Modernisme, dengan fokusnya pada kemajuan teknologi dan industrialisasi, telah menyebabkan eksploitasi besar-besaran terhadap lingkungan. Lynn White Jr. berpendapat bahwa modernisme mendorong pandangan antroposentris yang memandang alam semata-mata sebagai objek untuk dieksploitasi demi kebutuhan manusia.⁴ Akibatnya, krisis lingkungan seperti perubahan iklim, deforestasi, dan polusi menjadi isu global yang mengancam keberlanjutan kehidupan di bumi.

Pandangan ini didukung oleh Naomi Klein, yang menyatakan bahwa model kapitalisme modernis berkontribusi secara signifikan terhadap kerusakan lingkungan dengan menempatkan pertumbuhan ekonomi di atas keseimbangan ekologi.⁵

5.3.       Alienasi dan Dehumanisasi

Karl Marx adalah salah satu pengkritik modernisme yang paling awal, khususnya terhadap dampak industrialisasi pada kehidupan manusia. Menurut Marx, modernisme menciptakan alienasi, di mana pekerja kehilangan hubungan dengan produk kerja mereka karena proses produksi yang terfragmentasi.⁶ Alienasi ini tidak hanya bersifat material, tetapi juga spiritual, karena manusia modern sering kali merasa terasing dari dirinya sendiri, komunitasnya, dan alam.⁷

Max Weber juga menyoroti masalah rasionalitas modernisme yang cenderung melahirkan "rasionalitas instrumental," yaitu kecenderungan untuk menilai sesuatu berdasarkan efisiensi dan utilitas, tanpa mempertimbangkan nilai-nilai moral atau etika.⁸ Weber menyebut fenomena ini sebagai "sangkar besi" (iron cage), yang menggambarkan bagaimana manusia modern terjebak dalam sistem birokrasi yang membatasi kebebasan individu.⁹

5.4.       Hilangnya Spiritualitas

Modernisme, dengan sekularisasinya, sering kali dikritik karena mengikis nilai-nilai spiritual dalam kehidupan manusia. Charles Taylor berpendapat bahwa sekularisasi modernisme menciptakan "kerangka iman yang sempit" (narrowing framework of belief), yang meminggirkan pengalaman religius dan transendensi.¹⁰ Dalam masyarakat modern, agama sering kali dianggap sebagai urusan pribadi yang tidak relevan dengan kehidupan publik, sehingga kehilangan peran sosialnya.

Kritik ini juga disuarakan oleh para pemikir tradisionalis, seperti René Guénon, yang menyatakan bahwa modernisme telah menggantikan kebijaksanaan tradisional dengan ilmu pengetahuan yang bersifat materialistis.¹¹ Bagi Guénon, modernisme adalah penyimpangan dari harmoni kosmik yang seharusnya menjadi dasar kehidupan manusia.

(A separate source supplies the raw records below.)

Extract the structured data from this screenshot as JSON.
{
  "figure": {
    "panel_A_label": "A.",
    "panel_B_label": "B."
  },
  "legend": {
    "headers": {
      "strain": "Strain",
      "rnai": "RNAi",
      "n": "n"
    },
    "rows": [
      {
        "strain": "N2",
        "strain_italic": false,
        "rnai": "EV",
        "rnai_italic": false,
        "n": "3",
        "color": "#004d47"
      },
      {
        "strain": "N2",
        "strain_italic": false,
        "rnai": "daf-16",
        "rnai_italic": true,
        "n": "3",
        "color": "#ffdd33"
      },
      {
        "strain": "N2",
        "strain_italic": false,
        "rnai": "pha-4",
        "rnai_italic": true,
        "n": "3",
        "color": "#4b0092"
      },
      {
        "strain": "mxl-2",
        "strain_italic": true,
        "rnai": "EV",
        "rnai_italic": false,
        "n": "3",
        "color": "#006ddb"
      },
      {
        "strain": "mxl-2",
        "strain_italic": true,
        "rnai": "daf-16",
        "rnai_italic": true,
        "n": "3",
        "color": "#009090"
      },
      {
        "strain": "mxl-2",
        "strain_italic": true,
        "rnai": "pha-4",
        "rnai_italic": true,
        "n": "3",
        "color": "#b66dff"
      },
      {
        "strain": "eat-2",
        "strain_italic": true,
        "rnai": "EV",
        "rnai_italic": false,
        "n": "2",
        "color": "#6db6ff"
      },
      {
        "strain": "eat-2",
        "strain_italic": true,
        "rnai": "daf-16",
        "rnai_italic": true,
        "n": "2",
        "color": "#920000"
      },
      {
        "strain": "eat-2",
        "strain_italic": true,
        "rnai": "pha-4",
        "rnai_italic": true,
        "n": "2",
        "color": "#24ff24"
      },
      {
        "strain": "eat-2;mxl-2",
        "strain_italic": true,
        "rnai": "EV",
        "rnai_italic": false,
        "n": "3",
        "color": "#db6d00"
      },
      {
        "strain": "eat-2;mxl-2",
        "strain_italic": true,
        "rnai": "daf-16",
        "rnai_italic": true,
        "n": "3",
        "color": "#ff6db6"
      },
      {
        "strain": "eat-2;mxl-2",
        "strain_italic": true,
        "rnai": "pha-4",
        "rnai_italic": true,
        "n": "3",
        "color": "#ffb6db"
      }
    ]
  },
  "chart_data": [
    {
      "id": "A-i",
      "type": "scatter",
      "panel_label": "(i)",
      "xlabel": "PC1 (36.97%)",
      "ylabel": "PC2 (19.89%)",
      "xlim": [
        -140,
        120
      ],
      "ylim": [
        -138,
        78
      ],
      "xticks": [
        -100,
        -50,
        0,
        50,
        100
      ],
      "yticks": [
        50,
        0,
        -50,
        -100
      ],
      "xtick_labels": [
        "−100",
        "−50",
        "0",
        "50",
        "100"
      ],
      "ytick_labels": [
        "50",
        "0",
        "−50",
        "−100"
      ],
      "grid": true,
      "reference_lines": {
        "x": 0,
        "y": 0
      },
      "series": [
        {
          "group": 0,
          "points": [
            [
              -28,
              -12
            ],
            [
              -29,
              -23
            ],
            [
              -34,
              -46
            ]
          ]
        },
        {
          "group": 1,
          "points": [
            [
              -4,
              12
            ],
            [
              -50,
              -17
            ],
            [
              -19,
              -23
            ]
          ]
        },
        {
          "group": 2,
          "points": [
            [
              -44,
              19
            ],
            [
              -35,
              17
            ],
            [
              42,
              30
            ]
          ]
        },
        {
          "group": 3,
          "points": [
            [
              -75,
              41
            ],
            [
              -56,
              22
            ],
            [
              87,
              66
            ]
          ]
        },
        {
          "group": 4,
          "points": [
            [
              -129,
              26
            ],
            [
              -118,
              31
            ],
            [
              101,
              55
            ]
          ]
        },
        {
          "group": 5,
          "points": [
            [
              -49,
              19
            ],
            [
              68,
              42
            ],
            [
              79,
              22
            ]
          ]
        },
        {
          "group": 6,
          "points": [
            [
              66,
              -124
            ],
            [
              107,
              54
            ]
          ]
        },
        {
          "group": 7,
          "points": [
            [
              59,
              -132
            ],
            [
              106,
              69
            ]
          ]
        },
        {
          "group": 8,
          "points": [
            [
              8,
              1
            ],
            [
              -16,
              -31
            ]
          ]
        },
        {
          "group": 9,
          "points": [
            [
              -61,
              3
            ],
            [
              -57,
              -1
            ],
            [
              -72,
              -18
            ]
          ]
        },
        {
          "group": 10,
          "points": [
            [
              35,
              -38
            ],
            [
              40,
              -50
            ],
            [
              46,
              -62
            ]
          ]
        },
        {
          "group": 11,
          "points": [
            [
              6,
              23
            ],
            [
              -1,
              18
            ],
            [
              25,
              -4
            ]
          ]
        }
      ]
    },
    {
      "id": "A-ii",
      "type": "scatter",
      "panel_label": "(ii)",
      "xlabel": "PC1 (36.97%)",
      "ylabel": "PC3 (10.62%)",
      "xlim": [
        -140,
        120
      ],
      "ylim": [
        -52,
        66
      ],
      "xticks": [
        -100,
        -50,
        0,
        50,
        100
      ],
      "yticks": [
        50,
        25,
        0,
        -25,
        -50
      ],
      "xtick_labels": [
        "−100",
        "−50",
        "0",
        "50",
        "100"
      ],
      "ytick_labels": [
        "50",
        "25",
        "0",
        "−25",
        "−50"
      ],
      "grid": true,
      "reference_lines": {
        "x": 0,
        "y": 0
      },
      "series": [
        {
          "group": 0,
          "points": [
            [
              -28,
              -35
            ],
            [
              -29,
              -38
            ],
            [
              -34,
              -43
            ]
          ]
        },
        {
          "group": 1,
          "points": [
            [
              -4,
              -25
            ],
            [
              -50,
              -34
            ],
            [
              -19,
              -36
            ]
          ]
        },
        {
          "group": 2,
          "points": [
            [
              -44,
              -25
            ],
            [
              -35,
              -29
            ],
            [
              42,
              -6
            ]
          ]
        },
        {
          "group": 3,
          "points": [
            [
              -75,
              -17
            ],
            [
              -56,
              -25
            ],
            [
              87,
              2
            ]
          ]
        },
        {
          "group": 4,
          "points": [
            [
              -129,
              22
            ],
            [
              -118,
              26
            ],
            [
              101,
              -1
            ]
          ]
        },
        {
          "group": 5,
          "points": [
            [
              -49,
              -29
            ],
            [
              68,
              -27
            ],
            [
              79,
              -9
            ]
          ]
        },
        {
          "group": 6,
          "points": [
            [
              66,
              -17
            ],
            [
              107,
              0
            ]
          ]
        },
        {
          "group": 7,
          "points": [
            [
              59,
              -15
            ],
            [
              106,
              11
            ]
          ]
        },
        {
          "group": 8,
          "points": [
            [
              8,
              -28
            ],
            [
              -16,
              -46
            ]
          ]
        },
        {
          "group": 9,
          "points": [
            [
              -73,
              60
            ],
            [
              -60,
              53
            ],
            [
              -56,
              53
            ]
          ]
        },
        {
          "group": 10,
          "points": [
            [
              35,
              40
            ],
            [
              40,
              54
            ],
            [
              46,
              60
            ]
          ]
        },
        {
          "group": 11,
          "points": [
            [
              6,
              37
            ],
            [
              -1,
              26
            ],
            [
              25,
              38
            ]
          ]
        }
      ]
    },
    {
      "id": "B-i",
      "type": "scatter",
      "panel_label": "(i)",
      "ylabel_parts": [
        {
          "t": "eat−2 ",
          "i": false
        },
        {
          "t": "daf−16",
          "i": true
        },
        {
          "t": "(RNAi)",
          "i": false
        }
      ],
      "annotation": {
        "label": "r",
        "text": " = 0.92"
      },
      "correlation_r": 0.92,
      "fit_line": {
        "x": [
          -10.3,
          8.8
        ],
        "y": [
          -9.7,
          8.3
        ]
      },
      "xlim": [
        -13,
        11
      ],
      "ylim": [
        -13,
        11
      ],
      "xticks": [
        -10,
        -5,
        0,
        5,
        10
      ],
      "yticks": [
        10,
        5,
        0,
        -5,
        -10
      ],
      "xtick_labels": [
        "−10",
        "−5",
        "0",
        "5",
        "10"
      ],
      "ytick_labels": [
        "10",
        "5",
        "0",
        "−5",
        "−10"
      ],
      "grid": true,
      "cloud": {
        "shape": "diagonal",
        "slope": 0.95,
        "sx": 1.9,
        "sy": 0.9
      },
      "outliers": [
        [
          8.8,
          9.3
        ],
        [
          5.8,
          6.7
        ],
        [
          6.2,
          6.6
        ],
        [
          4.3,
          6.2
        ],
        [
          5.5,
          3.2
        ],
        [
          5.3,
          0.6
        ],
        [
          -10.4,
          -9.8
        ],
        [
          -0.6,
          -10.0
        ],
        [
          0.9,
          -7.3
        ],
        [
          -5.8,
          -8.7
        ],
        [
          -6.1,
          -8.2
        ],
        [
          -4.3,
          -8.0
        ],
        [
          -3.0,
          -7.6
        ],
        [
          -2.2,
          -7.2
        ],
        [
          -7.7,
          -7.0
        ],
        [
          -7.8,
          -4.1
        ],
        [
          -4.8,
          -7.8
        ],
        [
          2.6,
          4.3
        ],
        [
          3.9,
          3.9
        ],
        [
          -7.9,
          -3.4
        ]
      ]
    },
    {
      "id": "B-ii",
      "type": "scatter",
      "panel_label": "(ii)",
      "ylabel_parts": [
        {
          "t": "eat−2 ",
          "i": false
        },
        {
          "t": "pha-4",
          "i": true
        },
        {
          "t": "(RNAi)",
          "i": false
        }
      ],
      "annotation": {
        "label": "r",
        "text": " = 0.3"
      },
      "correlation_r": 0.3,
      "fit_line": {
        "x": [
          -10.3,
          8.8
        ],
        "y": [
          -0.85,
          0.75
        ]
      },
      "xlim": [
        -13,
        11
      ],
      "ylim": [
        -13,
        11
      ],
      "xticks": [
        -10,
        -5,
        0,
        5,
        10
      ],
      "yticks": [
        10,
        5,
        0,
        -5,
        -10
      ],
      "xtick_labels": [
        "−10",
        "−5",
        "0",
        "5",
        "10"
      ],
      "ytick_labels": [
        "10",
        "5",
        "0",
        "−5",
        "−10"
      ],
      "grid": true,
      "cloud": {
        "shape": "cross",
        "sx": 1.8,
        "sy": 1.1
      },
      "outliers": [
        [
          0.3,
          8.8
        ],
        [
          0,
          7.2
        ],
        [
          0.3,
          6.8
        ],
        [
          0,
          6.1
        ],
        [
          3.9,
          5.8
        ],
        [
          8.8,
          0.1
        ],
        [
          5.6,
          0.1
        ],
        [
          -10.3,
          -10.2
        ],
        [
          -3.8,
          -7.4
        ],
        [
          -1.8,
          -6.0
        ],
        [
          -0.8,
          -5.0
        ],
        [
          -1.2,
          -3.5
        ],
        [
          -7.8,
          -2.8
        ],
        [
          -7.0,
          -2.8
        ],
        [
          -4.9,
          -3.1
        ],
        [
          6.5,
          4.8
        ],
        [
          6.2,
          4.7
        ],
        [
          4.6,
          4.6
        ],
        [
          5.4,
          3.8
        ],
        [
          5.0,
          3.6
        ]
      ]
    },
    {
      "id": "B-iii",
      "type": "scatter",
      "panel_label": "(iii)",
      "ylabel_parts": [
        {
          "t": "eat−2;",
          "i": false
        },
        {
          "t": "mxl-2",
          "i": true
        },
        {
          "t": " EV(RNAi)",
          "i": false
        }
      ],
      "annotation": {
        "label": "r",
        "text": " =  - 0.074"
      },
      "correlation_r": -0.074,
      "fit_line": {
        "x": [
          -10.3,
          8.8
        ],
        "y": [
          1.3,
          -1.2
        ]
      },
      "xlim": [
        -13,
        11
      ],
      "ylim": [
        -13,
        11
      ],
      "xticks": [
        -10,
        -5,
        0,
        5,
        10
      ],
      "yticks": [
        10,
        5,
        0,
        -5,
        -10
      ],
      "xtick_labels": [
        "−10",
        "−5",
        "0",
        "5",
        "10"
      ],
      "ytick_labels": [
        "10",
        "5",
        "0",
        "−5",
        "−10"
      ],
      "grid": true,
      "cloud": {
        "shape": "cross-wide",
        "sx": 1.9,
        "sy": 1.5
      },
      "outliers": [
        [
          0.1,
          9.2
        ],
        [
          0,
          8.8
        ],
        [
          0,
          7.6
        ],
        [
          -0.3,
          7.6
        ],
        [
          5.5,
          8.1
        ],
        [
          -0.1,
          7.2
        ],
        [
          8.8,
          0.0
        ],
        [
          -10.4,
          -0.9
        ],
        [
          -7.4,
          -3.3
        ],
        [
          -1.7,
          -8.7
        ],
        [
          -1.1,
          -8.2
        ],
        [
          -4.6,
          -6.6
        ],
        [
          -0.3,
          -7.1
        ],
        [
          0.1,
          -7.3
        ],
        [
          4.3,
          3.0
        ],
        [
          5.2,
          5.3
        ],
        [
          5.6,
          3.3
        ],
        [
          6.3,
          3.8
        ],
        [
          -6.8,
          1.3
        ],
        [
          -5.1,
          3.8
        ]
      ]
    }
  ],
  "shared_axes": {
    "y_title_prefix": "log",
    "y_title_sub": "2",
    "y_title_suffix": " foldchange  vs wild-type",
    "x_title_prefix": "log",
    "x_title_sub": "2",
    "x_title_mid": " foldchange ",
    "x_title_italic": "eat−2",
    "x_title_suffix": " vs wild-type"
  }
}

5.5.       Ketimpangan Sosial dan Imperialisme

Modernisme sering kali dikaitkan dengan kapitalisme global, yang meskipun membawa kemajuan ekonomi, juga menciptakan ketimpangan sosial yang besar. Edward Said menunjukkan bahwa modernisme di Barat sering kali disertai dengan praktik imperialisme, yang mengeksploitasi masyarakat dan sumber daya di dunia kolonial.¹² Dalam konteks ini, modernisme tidak hanya menjadi alat pembebasan, tetapi juga dominasi.


Kritik-kritik terhadap modernisme menunjukkan bahwa gerakan ini, meskipun membawa manfaat besar, juga memiliki kelemahan yang signifikan. Kritik-kritik ini mengundang refleksi tentang bagaimana manusia dapat mengintegrasikan prinsip-prinsip modernisme dengan nilai-nilai tradisional dan spiritual untuk menciptakan peradaban yang lebih seimbang.


Catatan Kaki

[1]                Jean-François Lyotard, The Postmodern Condition: A Report on Knowledge, trans. Geoff Bennington and Brian Massumi (Minneapolis: University of Minnesota Press, 1984), 31.

[2]                Ihab Hassan, The Postmodern Turn: Essays in Postmodern Theory and Culture (Columbus: Ohio State University Press, 1987), 22.

[3]                Jacques Derrida, Of Grammatology, trans. Gayatri Chakravorty Spivak (Baltimore: Johns Hopkins University Press, 1976), 11–14.

[4]                Lynn White Jr., “The Historical Roots of Our Ecologic Crisis,” Science 155, no. 3767 (1967): 1203–1207.

[5]                Naomi Klein, This Changes Everything: Capitalism vs. the Climate (New York: Simon & Schuster, 2014), 56.

[6]                Karl Marx, Economic and Philosophic Manuscripts of 1844, trans. Martin Milligan (New York: International Publishers, 1964), 72–73.

[7]                Erich Fromm, Marx's Concept of Man (New York: Frederick Ungar Publishing, 1961), 43.

[8]                Max Weber, The Protestant Ethic and the Spirit of Capitalism, trans. Talcott Parsons (London: Routledge, 1992), 87.

[9]                Max Weber, Economy and Society, ed. Guenther Roth and Claus Wittich (Berkeley: University of California Press, 1978), 1401–1403.

[10]             Charles Taylor, A Secular Age (Cambridge, MA: Harvard University Press, 2007), 293.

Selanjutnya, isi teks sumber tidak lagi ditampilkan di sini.